3. Деметра, или благовещение сверхчеловека

В этом месте я, если бы был готов, мог бы «вступить» со своим собственным «рассказом о путешествии» и, в свою очередь, сказать: «Сразу же после прибытия на московский аэродром…» рейсом из Парижа, — предварительно объяснив, — что я, вероятно, и сделаю позднее, — почему я принял приглашение, которое в течение долгого времени отклонял. Но я не готов ни начать этот рассказ, ни даже решить, буду ли я рассказывать и если буду, то каким образом.

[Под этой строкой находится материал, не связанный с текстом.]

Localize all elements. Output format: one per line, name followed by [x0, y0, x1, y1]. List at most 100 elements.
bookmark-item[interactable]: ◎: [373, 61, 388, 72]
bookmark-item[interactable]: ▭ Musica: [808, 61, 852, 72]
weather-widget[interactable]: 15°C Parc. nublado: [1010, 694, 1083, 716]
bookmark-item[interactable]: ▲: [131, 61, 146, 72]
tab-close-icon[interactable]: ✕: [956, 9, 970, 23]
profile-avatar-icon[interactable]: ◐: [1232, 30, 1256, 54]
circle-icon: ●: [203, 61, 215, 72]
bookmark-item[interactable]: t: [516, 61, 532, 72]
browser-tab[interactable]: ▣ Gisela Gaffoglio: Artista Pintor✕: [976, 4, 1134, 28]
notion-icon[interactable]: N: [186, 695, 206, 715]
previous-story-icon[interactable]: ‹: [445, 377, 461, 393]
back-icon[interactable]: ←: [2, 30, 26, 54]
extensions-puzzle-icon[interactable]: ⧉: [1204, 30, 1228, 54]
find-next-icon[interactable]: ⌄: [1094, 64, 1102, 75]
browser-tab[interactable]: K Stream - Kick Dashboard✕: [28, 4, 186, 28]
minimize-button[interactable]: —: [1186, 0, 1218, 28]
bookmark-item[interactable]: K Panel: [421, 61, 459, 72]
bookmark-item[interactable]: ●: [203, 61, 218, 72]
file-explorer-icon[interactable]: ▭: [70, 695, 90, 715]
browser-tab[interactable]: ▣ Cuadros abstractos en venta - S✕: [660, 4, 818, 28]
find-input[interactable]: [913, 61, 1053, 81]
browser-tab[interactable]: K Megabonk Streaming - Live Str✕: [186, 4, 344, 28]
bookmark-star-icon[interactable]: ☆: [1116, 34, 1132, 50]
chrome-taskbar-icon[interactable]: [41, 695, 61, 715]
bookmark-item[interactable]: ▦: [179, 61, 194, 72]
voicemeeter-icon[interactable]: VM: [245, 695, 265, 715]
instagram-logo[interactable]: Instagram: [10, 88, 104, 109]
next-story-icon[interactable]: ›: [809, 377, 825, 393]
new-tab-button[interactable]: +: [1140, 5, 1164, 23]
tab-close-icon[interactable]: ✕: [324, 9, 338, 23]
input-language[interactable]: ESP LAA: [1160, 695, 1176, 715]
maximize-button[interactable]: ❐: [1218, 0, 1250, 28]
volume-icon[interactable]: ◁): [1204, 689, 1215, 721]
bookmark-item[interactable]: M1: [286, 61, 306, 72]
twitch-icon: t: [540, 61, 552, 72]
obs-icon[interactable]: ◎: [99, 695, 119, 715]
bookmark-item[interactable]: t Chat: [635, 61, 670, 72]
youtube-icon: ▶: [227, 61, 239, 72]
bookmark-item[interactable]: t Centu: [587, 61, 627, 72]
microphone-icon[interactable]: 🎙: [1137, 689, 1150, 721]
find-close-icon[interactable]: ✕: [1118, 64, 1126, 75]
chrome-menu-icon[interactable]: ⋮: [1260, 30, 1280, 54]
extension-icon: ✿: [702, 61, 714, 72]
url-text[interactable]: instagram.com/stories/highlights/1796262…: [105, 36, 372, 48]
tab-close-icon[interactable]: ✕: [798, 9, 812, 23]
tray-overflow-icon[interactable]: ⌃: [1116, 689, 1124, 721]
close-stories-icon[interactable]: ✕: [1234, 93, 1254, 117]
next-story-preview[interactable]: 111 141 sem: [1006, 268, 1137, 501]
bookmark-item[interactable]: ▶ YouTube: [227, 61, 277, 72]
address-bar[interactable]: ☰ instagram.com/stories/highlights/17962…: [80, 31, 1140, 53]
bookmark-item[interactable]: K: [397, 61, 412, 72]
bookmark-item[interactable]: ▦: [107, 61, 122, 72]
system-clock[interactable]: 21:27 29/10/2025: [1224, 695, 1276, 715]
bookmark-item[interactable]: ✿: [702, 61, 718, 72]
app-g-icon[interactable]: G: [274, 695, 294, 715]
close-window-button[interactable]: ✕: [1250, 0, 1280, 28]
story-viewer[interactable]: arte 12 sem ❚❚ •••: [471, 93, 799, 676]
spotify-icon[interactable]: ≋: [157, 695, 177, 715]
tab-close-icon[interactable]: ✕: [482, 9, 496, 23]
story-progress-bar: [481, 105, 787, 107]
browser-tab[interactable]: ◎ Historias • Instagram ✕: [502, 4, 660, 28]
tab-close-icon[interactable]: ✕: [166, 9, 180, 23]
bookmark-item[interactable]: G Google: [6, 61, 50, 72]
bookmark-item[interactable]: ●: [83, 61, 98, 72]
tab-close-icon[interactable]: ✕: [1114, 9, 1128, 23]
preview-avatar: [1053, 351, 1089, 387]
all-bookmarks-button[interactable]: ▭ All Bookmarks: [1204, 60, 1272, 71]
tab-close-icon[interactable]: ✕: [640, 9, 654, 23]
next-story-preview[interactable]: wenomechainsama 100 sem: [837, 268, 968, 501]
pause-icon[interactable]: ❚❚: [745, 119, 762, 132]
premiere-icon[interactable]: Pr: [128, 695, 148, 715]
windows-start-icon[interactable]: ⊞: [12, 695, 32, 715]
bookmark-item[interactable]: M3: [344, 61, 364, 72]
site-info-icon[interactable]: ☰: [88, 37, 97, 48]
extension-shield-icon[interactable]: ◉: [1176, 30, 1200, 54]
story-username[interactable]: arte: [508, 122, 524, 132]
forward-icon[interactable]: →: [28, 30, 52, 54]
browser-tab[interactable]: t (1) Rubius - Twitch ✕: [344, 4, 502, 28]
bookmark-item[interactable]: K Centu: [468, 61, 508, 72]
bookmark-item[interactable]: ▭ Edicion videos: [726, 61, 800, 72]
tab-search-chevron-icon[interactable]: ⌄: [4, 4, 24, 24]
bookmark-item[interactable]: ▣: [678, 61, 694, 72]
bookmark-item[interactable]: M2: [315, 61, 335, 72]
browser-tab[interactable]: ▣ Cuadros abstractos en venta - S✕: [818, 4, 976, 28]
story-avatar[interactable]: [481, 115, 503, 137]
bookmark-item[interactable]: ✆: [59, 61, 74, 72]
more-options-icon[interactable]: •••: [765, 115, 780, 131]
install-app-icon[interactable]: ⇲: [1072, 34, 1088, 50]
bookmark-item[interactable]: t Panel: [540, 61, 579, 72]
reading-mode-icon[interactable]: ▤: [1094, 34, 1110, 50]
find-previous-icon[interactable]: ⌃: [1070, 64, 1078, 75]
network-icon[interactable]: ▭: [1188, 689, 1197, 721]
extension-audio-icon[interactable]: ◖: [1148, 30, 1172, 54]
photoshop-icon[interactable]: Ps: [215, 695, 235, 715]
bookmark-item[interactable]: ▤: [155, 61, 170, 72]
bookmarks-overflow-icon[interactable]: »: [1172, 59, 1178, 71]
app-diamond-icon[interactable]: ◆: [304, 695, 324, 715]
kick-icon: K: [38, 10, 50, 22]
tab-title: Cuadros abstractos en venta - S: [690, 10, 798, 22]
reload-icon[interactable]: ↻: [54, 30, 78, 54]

Последние из приведенных цитат помогли мне в числе прочего перейти от одного десятилетия к другому, переместиться из 1958 года в 1936-37 годы, к Жиду, а затем в 1926-27 годы, к Беньямину, а также перейти, не претендуя на исчерпывающую типологию, от француза-католика, одержимого советским антисемитизмом, к французу-протестанту, скорее безразличному, чтобы не сказать большего, в том, что касается еврейского вопроса в СССР, а затем к немецкому еврею, во время своего пребывания [в Москве] общавшемуся преимущественно в еврейской среде (Шолем утверждает даже, что он встречался исключительно с интеллектуалами и художниками-евреями) и оставившему об этом немало записей.